Irish Daily Mail

HSE predicts budget overspend this year but ‘won’t cut services’

- By Brian Mahon

THE cost of running the HSE will exceed its allocated budget this year, according to its own national service plan.

It comes despite a recruitmen­t freeze for most staff categories and cuts to agency workers and overtime.

But the HSE has insisted it will not cut back any more on services.

Its National Service Plan (NSP) – published this week – confirmed ‘the cost of running our existing services at current levels over the next 12 months is likely to exceed the 2024 funding allocation’.

It continued: ‘In addition to developing more effective service delivery approaches to enable greater activity to meet rising demand, we will also seek other opportunit­ies to minimise the level of financial deficit.’

In the document’s foreword, HSE CEO Bernard Gloster wrote: ‘We will have a significan­t focus in 2024 on productivi­ty.
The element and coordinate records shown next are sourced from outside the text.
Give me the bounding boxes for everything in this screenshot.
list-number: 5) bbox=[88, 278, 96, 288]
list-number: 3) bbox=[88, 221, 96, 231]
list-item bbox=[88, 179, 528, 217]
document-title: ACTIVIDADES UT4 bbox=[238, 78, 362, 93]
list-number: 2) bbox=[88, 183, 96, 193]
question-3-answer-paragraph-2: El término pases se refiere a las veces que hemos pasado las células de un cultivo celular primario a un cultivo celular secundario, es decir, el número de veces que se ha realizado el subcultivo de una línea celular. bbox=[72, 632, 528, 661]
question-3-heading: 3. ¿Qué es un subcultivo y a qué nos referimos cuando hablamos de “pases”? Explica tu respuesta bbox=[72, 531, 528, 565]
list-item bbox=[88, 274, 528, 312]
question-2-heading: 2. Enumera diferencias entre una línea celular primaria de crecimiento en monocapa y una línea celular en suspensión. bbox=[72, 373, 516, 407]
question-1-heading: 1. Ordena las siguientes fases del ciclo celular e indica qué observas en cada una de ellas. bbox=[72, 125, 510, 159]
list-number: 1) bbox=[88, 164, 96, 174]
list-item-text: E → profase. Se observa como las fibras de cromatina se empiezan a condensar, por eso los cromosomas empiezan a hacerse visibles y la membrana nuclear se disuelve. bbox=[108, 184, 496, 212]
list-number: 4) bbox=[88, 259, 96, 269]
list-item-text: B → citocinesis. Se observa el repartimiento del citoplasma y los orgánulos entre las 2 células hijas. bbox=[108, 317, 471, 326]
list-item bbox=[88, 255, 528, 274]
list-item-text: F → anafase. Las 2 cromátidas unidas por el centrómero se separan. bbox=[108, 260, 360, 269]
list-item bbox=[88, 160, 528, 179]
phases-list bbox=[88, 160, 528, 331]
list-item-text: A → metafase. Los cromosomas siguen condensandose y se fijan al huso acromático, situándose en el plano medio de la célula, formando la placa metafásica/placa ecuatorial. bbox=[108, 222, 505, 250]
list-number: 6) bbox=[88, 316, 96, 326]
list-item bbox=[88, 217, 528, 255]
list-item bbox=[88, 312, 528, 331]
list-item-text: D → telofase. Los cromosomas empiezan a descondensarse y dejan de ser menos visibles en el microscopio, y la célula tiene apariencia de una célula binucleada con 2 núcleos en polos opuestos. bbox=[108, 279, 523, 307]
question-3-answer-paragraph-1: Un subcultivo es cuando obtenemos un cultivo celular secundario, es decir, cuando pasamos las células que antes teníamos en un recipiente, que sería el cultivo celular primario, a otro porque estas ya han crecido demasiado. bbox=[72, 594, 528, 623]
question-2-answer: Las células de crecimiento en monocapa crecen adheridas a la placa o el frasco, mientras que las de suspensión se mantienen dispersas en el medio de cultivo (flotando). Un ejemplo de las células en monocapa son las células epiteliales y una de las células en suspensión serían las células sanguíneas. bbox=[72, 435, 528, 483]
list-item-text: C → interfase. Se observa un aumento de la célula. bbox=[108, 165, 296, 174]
I am conscious the traditiona­l use of this concept might be in the negative and I want to be clear that our mandate from the [Health] Minister is to use it in the positive and not to cut services. By that, I mean delivering additional activity from better use of the resources we have, to further meet the needs of the people we are privileged to serve.

‘We know that with the highest ever workforce in the history of the HSE, modern methods of care and the use of technology, that productivi­ty can be a constant and positive improvemen­t.’

Speaking on RTÉ’s Six One, Mr Gloster added: ‘We have been very clear since about last October that the costs we were carrying last year simply are too much of a pressure on the level of funding we have, but I think we have a very clear approach to dealing with that. The one absolute commitment that we have from Government is that would not involve the cutting of services.’

David Cullinane, Sinn Féin’s health spokesman, said the plan was ‘a work of fiction’ and the HSE has not been funded ‘to stand still, never mind address challenges of waiting lists and overcrowdi­ng’ or to deliver meaningful reform.